Adjusting for intermittent power sources primarily comes from cycling traditional fossil fuel plants on and off to match supply with demand. And that cycling has a cost in terms of wear and tear to equipment and fuel burned without producing electricity. So the National Renewable Energy Laboratory (NREL) produced a series of studies to look at these costs and how they compared to the savings in fuel that doesn't get burned. The answer: the cost is a tiny fraction of the ultimate savings.
Solar and wind power have very distinct profiles. Solar varies the most over the course of a day, but the general outline of solar production is very predictable even if the total power delivered varies a bit with cloud cover. Wind tends to be steadier, but the total amount being produced can change at any time of day.
To compensate for this variability, electricity suppliers essentially have to turn sources on and off. Since wind and solar have minimal operating costs—they burn no fuel—attention turns to coal and natural gas. Depending on the design of the plant, switching them on or off entails a variety of costs.
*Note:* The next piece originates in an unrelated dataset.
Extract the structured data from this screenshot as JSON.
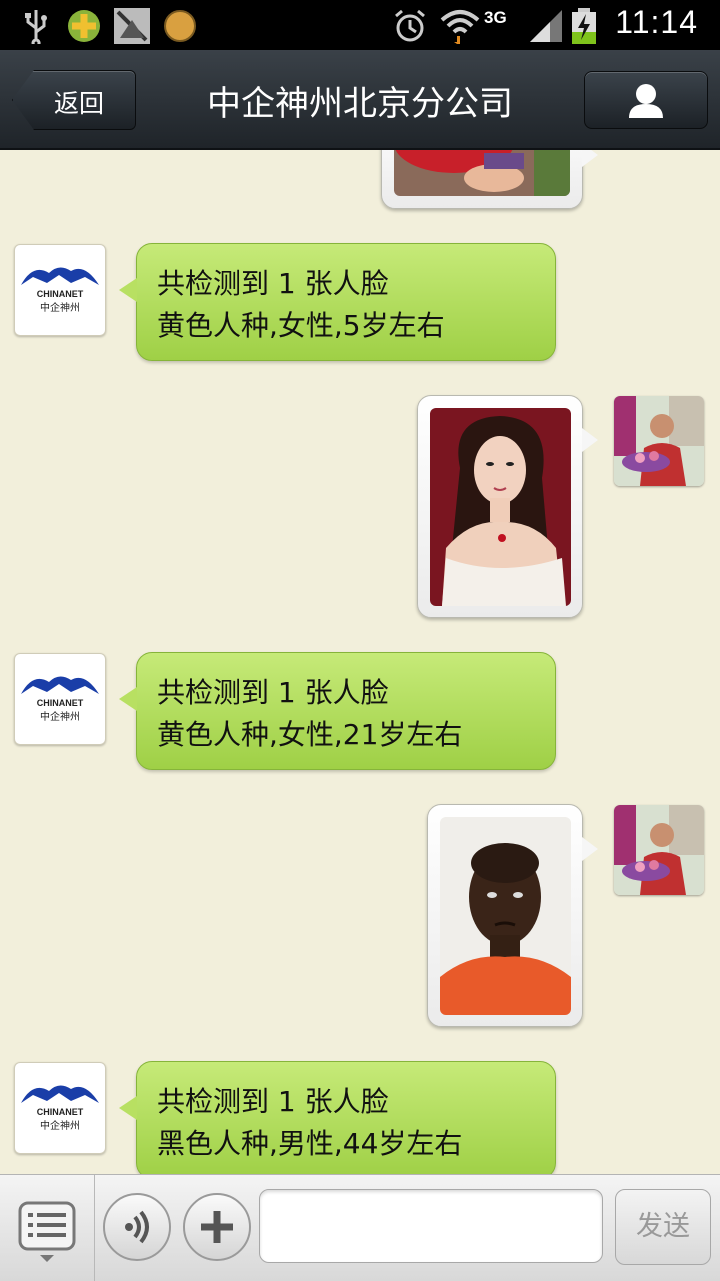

Fuel gets burned without producing electricity when the plants cycle up, and a changing state entails an increased level of wear-and-tear on the equipment. Some of this went on before renewables entered the mix, but solar and wind are clearly increasing the frequency.
So, what are the costs? To find out, NREL commissioned a company called APTECH that had previously been hired by plant operators to estimate these costs. With these costs in hand, the NREL team analyzed the grid in the Western US under a number of different scenarios where intermittent renewables accounted for 33 percent of the total power. These scenarios included an even split between wind and solar sources and both 25 percent/eight percent (wind/solar and solar/wind) splits.
As expected, costs did go up. Cycling the fossil fuel plants added between $0.47 and $1.28 to each MegaWatt hour generated. Over the course of a year in the Western US grid, that adds up to between $35 and $157 million, a boost of between 13 and 24 percent.
That's the bad news. The rest is pretty much good. The fuel savings from not running the fossil fuel plants adds up to $7 billion, meaning the added costs are, at most, two percent of the savings. The fuel burned when spinning up the fossil fuel plants also makes a minimal contribution to pollution, either in the form of CO2 or in terms of nitrogen and sulfur compounds.
Perhaps the most significant news, however, is that the worst problems come earlier in the transition to renewables. "In terms of cycling costs," the report notes, "there may be a big step in going from 0 percent to 13 percent wind/solar but a much smaller step in going from 13 percent to 33 percent." In other words, once the percentage of renewables reaches a critical point, then the amount of adjustments we have to make becomes incremental.
This doesn't yet mean that all renewable power is cost effective compared to fossil fuels; wind is very close, but solar is a bit further. With current trends, however, we're only a few years away from that point. And this report indicates that once we get there, there won't be any significant additional costs to adding them to the grid.]